Samyama.ai's graph-grounded optimization beats OR-tools on 7 real-world problems
New paradigm uses knowledge graphs and Rao metaheuristics for non-linear optimization.
A new paper from Samyama.ai introduces graph-grounded optimization, a paradigm where real-world optimization problems source decision variables, constraints, and objective coefficients directly from a property knowledge graph via Cypher queries. This replaces traditional free-form text or static tabular inputs. The authors surveyed existing LLM/SLM-driven systems like OptiMUS, Chain-of-Experts, and OPRO, noting that none consume property graphs as primary inputs. They instantiated their approach in the open-source samyama-graph database and evaluated it on seven diverse problems: drug repurposing (245K-node biomedical KG), clinical-trial site selection (7.78M-node registry), Indian supply-chain rerouting (5.34M-node OSM road graph), healthcare equity allocation, economic-environmental grid dispatch, antimicrobial-resistance stewardship (10.4K resistance genes), and wildfire evacuation routing.

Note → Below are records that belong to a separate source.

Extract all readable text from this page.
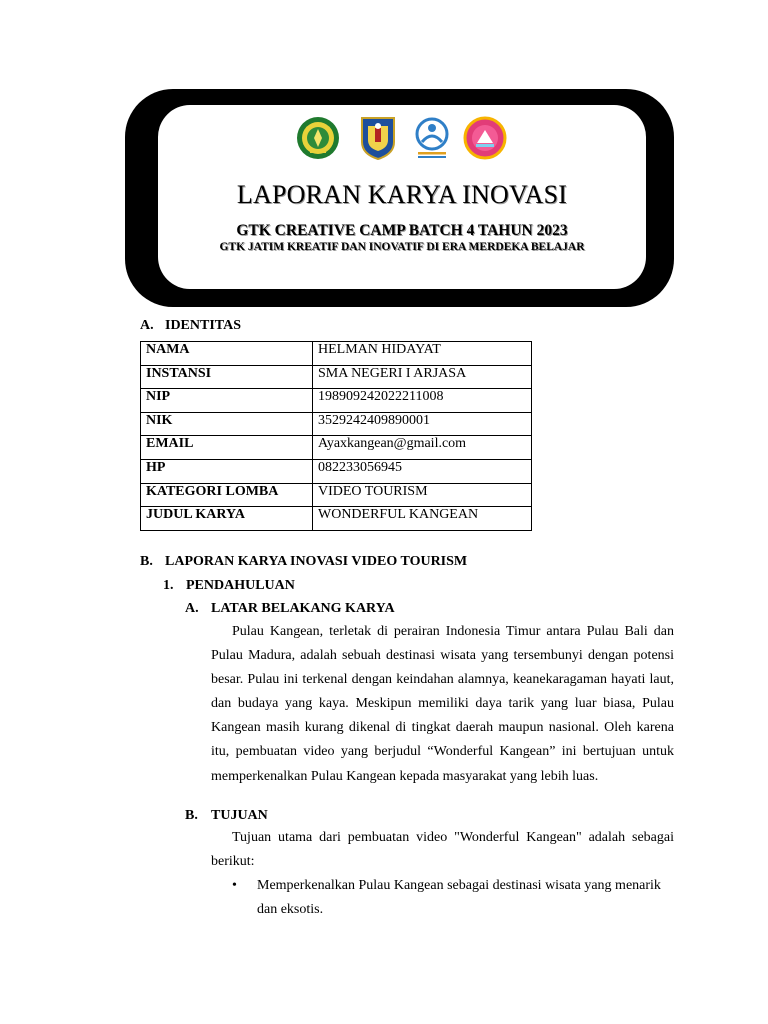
LAPORAN KARYA INOVASI

GTK CREATIVE CAMP BATCH 4 TAHUN 2023

GTK JATIM KREATIF DAN INOVATIF DI ERA MERDEKA BELAJAR

A. IDENTITAS
NAMA	HELMAN HIDAYAT
INSTANSI	SMA NEGERI I ARJASA
NIP	198909242022211008
NIK	3529242409890001
EMAIL	Ayaxkangean@gmail.com
HP	082233056945
KATEGORI LOMBA	VIDEO TOURISM
JUDUL KARYA	WONDERFUL KANGEAN
B. LAPORAN KARYA INOVASI VIDEO TOURISM
1. PENDAHULUAN
A. LATAR BELAKANG KARYA

Pulau Kangean, terletak di perairan Indonesia Timur antara Pulau Bali dan Pulau Madura, adalah sebuah destinasi wisata yang tersembunyi dengan potensi besar. Pulau ini terkenal dengan keindahan alamnya, keanekaragaman hayati laut, dan budaya yang kaya. Meskipun memiliki daya tarik yang luar biasa, Pulau Kangean masih kurang dikenal di tingkat daerah maupun nasional. Oleh karena itu, pembuatan video yang berjudul “Wonderful Kangean” ini bertujuan untuk memperkenalkan Pulau Kangean kepada masyarakat yang lebih luas.

B. TUJUAN

Tujuan utama dari pembuatan video "Wonderful Kangean" adalah sebagai berikut:

• Memperkenalkan Pulau Kangean sebagai destinasi wisata yang menarik dan eksotis.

They compared a portfolio of Rao-family metaheuristics—BMWR, Jaya, SAMP-Jaya, EHR-Jaya, and Rao-1—against Google OR-tools (CP-SAT and GLOP). Key findings: (i) No single Rao variant dominates across all problem types; BMWR wins on discrete-with-tradeoff and high-dimensional hard-constrained problems, while Rao-1 wins on continuous low-to-mid-dimension problems, supporting a portfolio approach. (ii) OR-tools dominates on small linear/MILP-friendly subproblems but cannot encode the non-linear objectives that emerge in several real-world settings. (iii) Graph-grounded formulations surface data-quality issues—missing properties and degenerate aggregates—that purely text-formulated optimization would silently mask. This work highlights the importance of structured data sources and algorithm diversity for tackling complex optimization tasks.
- No single Rao variant dominated; BMWR excelled on discrete problems, Rao-1 on continuous, supporting a portfolio approach.
- Google OR-tools (CP-SAT, GLOP) won on small MILP subproblems but couldn't handle non-linear objectives present in real-world settings.
- Graph-grounded formulations revealed data-quality issues (missing properties, degenerate aggregates) hidden by text-based methods.
Why It Matters
Optimization over knowledge graphs unlocks real-world problems but demands diverse solvers and data quality checks.